CUM esset desponsáta Mater Iesu Maria Ioseph, ántequam convenírent, inventa est in útero habens de Spiritu Sancto. Ioseph autem, vir eius, cum esset iustus et nollet eam tradúcere, vóluit occúlte dimíttere eam. Hæc autem eo cogitánte, ecce, Angelus Dómini appáruit in somnis ei, dicens : Ioseph, fili David, noli timére accípere Maríam cóniugem tuam : quod enim in ea natum est, de Spíritu Sancto est. Páriet autem fílium, et vocábis nomen eius Iesum : ipse enim salvum fáciet pópulum suum a peccátis eórum.
MARIE, la Mère de Jésus, ayant été fiancée à Joseph, il se trouva, avant qu’ils eussent habité ensemble, qu’Elle avait conçu par la vertu du Saint-Esprit. Joseph, son mari, qui était juste et ne voulait pas La diffamer, se proposa de La répudier secrètement. Comme il était dans cette pensée, voici qu’un ange du Seigneur lui apparut en songe, et lui dit : « Joseph, fils de David, ne craint point de prendre chez toi Marie ton épouse, car Ce qui est conçu en Elle est du Saint-Esprit. Et Elle enfantera un Fils, et tu Lui donneras pour Nom Jésus, car Il sauvera son Peuple de ses péchés ».


OFFERTOIRE : (Psaume 88, 25)
Chantons, dans l’Offertoire, cette effusion des largesses divines élevant au-dessus de tous les rois ses aïeux l’humble artisan de Nazareth :
VERITAS mea et misericórdia mea cum ipso : et in nómine meo exaltábitur cornu eius.
MA Vérité et ma Miséricorde seront avec lui et par mon Nom s’élèvera sa puissance.


SECRÈTE :
Sachons avec l’Église, dans la Secrète, confier au bienheureux gardien de l’Enfant-Dieu la protection des Dons du Seigneur en nos âmes ; il nourrira Jésus en nous, et L’amènera à la mesure de l’homme parfait, comme il le fit il y a dix-huit siècles :
DEBITUM tibi, Dómine, nostræ réddimus servitútis, supplíciter exorántes : ut, suffrágiis beáti Ioseph, Sponsi Genetrícis Fílii tui Iesu Christi, Dómini nostri, in nobis tua múnera tueáris, ob cuius venerándam festivitátem laudis tibi hóstias immolámus.

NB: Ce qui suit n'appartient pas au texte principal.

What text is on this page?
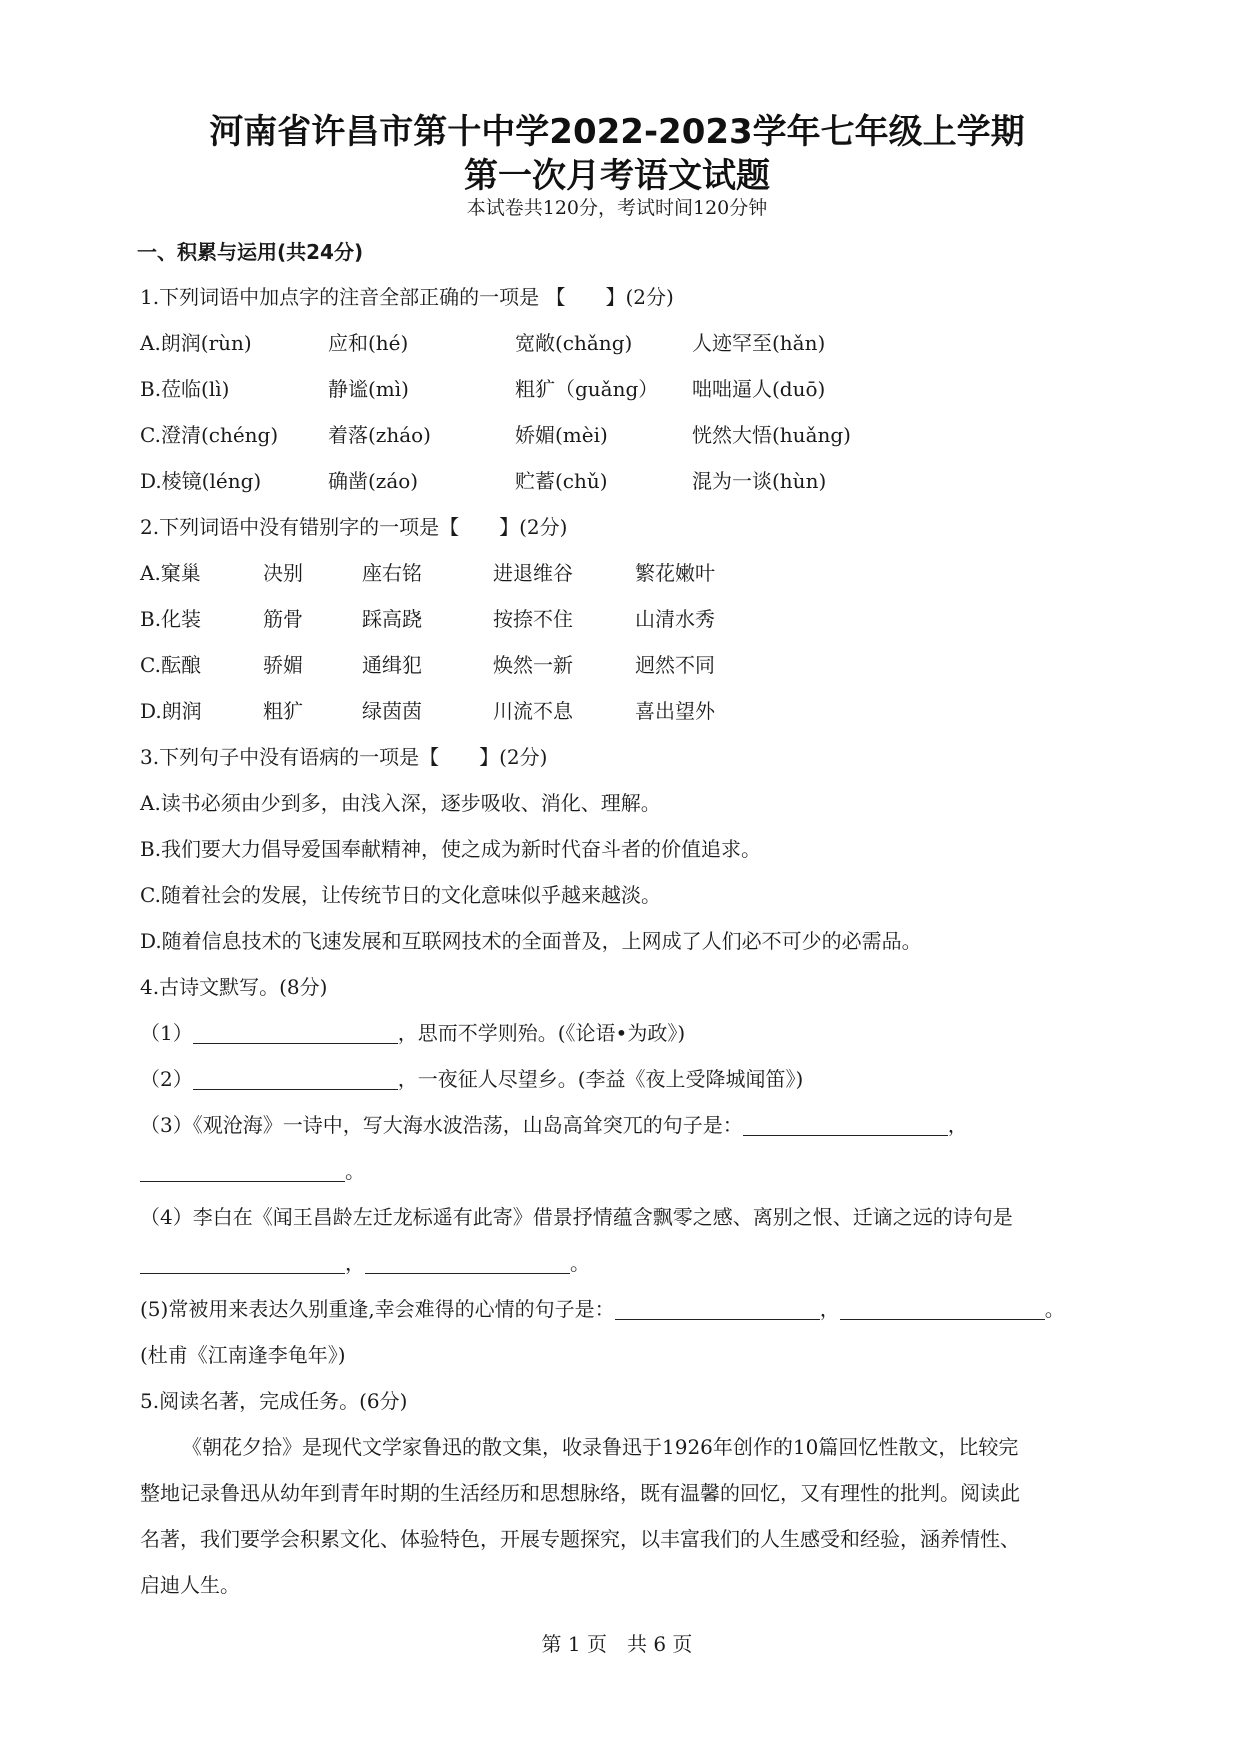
河南省许昌市第十中学2022-2023学年七年级上学期
第一次月考语文试题
本试卷共120分，考试时间120分钟
一、积累与运用(共24分)
1.下列词语中加点字的注音全部正确的一项是 【　　】(2分)
A.朗润(rùn)	应和(hé)	宽敞(chǎng)	人迹罕至(hǎn)
B.莅临(lì)	静谧(mì)	粗犷（guǎng） 咄咄逼人(duō)
C.澄清(chéng) 着落(zháo)	娇媚(mèi)	恍然大悟(huǎng)
D.棱镜(léng)	确凿(záo)	贮蓄(chǔ)	混为一谈(hùn)
2.下列词语中没有错别字的一项是【　　】(2分)
A.窠巢	决别	座右铭	进退维谷	繁花嫩叶
B.化装	筋骨	踩高跷	按捺不住	山清水秀
C.酝酿	骄媚	通缉犯	焕然一新	迥然不同
D.朗润	粗犷	绿茵茵	川流不息	喜出望外
3.下列句子中没有语病的一项是【　　】(2分)
A.读书必须由少到多，由浅入深，逐步吸收、消化、理解。
B.我们要大力倡导爱国奉献精神，使之成为新时代奋斗者的价值追求。
C.随着社会的发展，让传统节日的文化意味似乎越来越淡。
D.随着信息技术的飞速发展和互联网技术的全面普及，上网成了人们必不可少的必需品。
4.古诗文默写。(8分)
（1）	，思而不学则殆。(《论语•为政》)
（2）	，一夜征人尽望乡。(李益《夜上受降城闻笛》)
（3）《观沧海》一诗中，写大海水波浩荡，山岛高耸突兀的句子是：	，
。
（4）李白在《闻王昌龄左迁龙标遥有此寄》借景抒情蕴含飘零之感、离别之恨、迁谪之远的诗句是
，	。
(5)常被用来表达久别重逢,幸会难得的心情的句子是：	，	。
(杜甫《江南逢李龟年》)
5.阅读名著，完成任务。(6分)
《朝花夕拾》是现代文学家鲁迅的散文集，收录鲁迅于1926年创作的10篇回忆性散文，比较完
整地记录鲁迅从幼年到青年时期的生活经历和思想脉络，既有温馨的回忆，又有理性的批判。阅读此
名著，我们要学会积累文化、体验特色，开展专题探究，以丰富我们的人生感受和经验，涵养情性、
启迪人生。
第 1 页　共 6 页
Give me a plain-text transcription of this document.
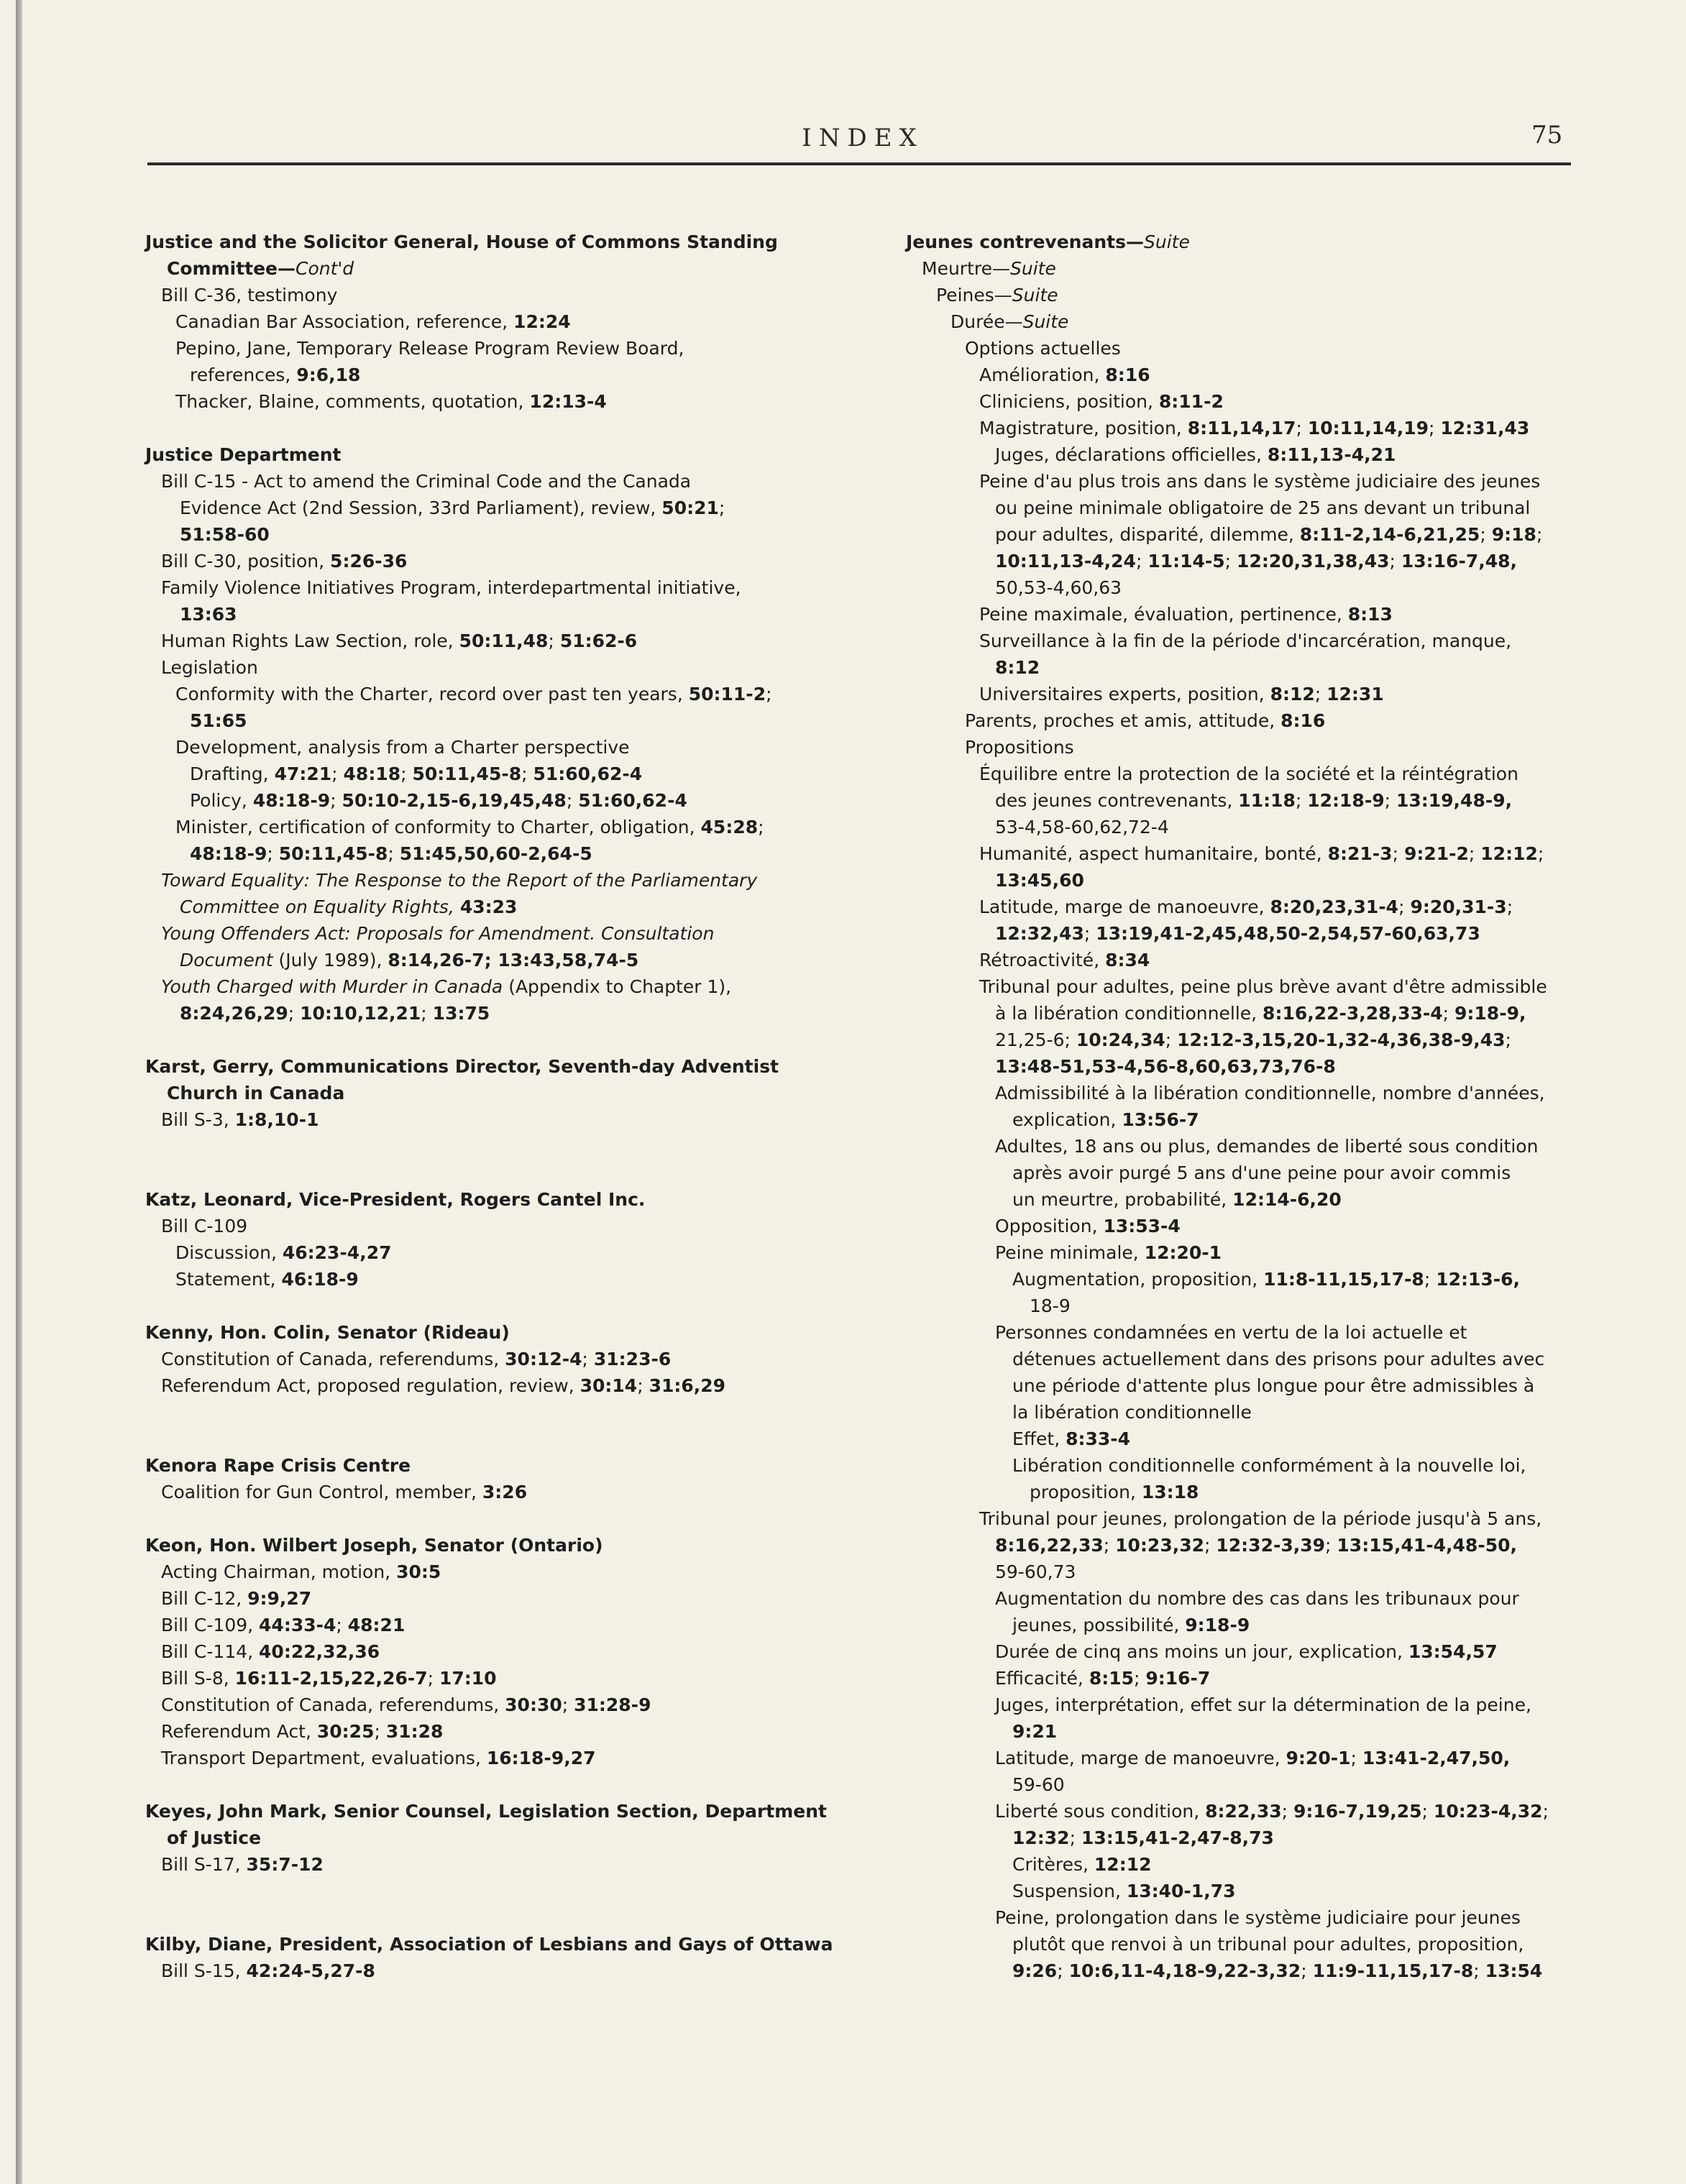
INDEX	75
Justice and the Solicitor General, House of Commons Standing
Committee—Cont'd
Bill C-36, testimony
Canadian Bar Association, reference, 12:24
Pepino, Jane, Temporary Release Program Review Board,
references, 9:6,18
Thacker, Blaine, comments, quotation, 12:13-4
Justice Department
Bill C-15 - Act to amend the Criminal Code and the Canada
Evidence Act (2nd Session, 33rd Parliament), review, 50:21;
51:58-60
Bill C-30, position, 5:26-36
Family Violence Initiatives Program, interdepartmental initiative,
13:63
Human Rights Law Section, role, 50:11,48; 51:62-6
Legislation
Conformity with the Charter, record over past ten years, 50:11-2;
51:65
Development, analysis from a Charter perspective
Drafting, 47:21; 48:18; 50:11,45-8; 51:60,62-4
Policy, 48:18-9; 50:10-2,15-6,19,45,48; 51:60,62-4
Minister, certification of conformity to Charter, obligation, 45:28;
48:18-9; 50:11,45-8; 51:45,50,60-2,64-5
Toward Equality: The Response to the Report of the Parliamentary
Committee on Equality Rights, 43:23
Young Offenders Act: Proposals for Amendment. Consultation
Document (July 1989), 8:14,26-7; 13:43,58,74-5
Youth Charged with Murder in Canada (Appendix to Chapter 1),
8:24,26,29; 10:10,12,21; 13:75
Karst, Gerry, Communications Director, Seventh-day Adventist
Church in Canada
Bill S-3, 1:8,10-1
Katz, Leonard, Vice-President, Rogers Cantel Inc.
Bill C-109
Discussion, 46:23-4,27
Statement, 46:18-9
Kenny, Hon. Colin, Senator (Rideau)
Constitution of Canada, referendums, 30:12-4; 31:23-6
Referendum Act, proposed regulation, review, 30:14; 31:6,29
Kenora Rape Crisis Centre
Coalition for Gun Control, member, 3:26
Keon, Hon. Wilbert Joseph, Senator (Ontario)
Acting Chairman, motion, 30:5
Bill C-12, 9:9,27
Bill C-109, 44:33-4; 48:21
Bill C-114, 40:22,32,36
Bill S-8, 16:11-2,15,22,26-7; 17:10
Constitution of Canada, referendums, 30:30; 31:28-9
Referendum Act, 30:25; 31:28
Transport Department, evaluations, 16:18-9,27
Keyes, John Mark, Senior Counsel, Legislation Section, Department
of Justice
Bill S-17, 35:7-12
Kilby, Diane, President, Association of Lesbians and Gays of Ottawa
Bill S-15, 42:24-5,27-8
Jeunes contrevenants—Suite
Meurtre—Suite
Peines—Suite
Durée—Suite
Options actuelles
Amélioration, 8:16
Cliniciens, position, 8:11-2
Magistrature, position, 8:11,14,17; 10:11,14,19; 12:31,43
Juges, déclarations officielles, 8:11,13-4,21
Peine d'au plus trois ans dans le système judiciaire des jeunes
ou peine minimale obligatoire de 25 ans devant un tribunal
pour adultes, disparité, dilemme, 8:11-2,14-6,21,25; 9:18;
10:11,13-4,24; 11:14-5; 12:20,31,38,43; 13:16-7,48,
50,53-4,60,63
Peine maximale, évaluation, pertinence, 8:13
Surveillance à la fin de la période d'incarcération, manque,
8:12
Universitaires experts, position, 8:12; 12:31
Parents, proches et amis, attitude, 8:16
Propositions
Équilibre entre la protection de la société et la réintégration
des jeunes contrevenants, 11:18; 12:18-9; 13:19,48-9,
53-4,58-60,62,72-4
Humanité, aspect humanitaire, bonté, 8:21-3; 9:21-2; 12:12;
13:45,60
Latitude, marge de manoeuvre, 8:20,23,31-4; 9:20,31-3;
12:32,43; 13:19,41-2,45,48,50-2,54,57-60,63,73
Rétroactivité, 8:34
Tribunal pour adultes, peine plus brève avant d'être admissible
à la libération conditionnelle, 8:16,22-3,28,33-4; 9:18-9,
21,25-6; 10:24,34; 12:12-3,15,20-1,32-4,36,38-9,43;
13:48-51,53-4,56-8,60,63,73,76-8
Admissibilité à la libération conditionnelle, nombre d'années,
explication, 13:56-7
Adultes, 18 ans ou plus, demandes de liberté sous condition
après avoir purgé 5 ans d'une peine pour avoir commis
un meurtre, probabilité, 12:14-6,20
Opposition, 13:53-4
Peine minimale, 12:20-1
Augmentation, proposition, 11:8-11,15,17-8; 12:13-6,
18-9
Personnes condamnées en vertu de la loi actuelle et
détenues actuellement dans des prisons pour adultes avec
une période d'attente plus longue pour être admissibles à
la libération conditionnelle
Effet, 8:33-4
Libération conditionnelle conformément à la nouvelle loi,
proposition, 13:18
Tribunal pour jeunes, prolongation de la période jusqu'à 5 ans,
8:16,22,33; 10:23,32; 12:32-3,39; 13:15,41-4,48-50,
59-60,73
Augmentation du nombre des cas dans les tribunaux pour
jeunes, possibilité, 9:18-9
Durée de cinq ans moins un jour, explication, 13:54,57
Efficacité, 8:15; 9:16-7
Juges, interprétation, effet sur la détermination de la peine,
9:21
Latitude, marge de manoeuvre, 9:20-1; 13:41-2,47,50,
59-60
Liberté sous condition, 8:22,33; 9:16-7,19,25; 10:23-4,32;
12:32; 13:15,41-2,47-8,73
Critères, 12:12
Suspension, 13:40-1,73
Peine, prolongation dans le système judiciaire pour jeunes
plutôt que renvoi à un tribunal pour adultes, proposition,
9:26; 10:6,11-4,18-9,22-3,32; 11:9-11,15,17-8; 13:54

Per eúndem Dóminum nostrum.
SEIGNEUR, nous Vous rendons l’hommage de soumission qui Vous est dû, en Vous priant et en Vous suppliant : par les suffrages du Bienheureux Joseph, l’Époux de la Mère de votre Fils Jésus-Christ Notre-Seigneur, protégez en nous Vos propres Dons, car nous Vous immolons des hosties de louanges en sa Fête vénérable.


PRÉFACE de SAINT JOSEPH :
La Préface suivante est dite aux Messes festives et votives de Saint Joseph :
VERE dignum et iustum est, æquum et salutáre, nos tibi semper et ubíque grátias ágere : Dómine, sancte Pater, omnípotens ætérne Deus :
Il est vraiment juste et nécessaire, c’est notre devoir et c’est notre salut, de Vous rendre grâces toujours et partout, Seigneur, Père saint, Dieu éternel et tout-puissant :

Et te in Festivitáte (Veneratióne) beáti Ioseph débitis magnificáre præcóniis, benedícere et prædicáre.
Et, en cette Fête (Vénération) du Bienheureux Joseph de magnifier comme il convient Vos grandeurs, de Vous bénir et de Vous proclamer.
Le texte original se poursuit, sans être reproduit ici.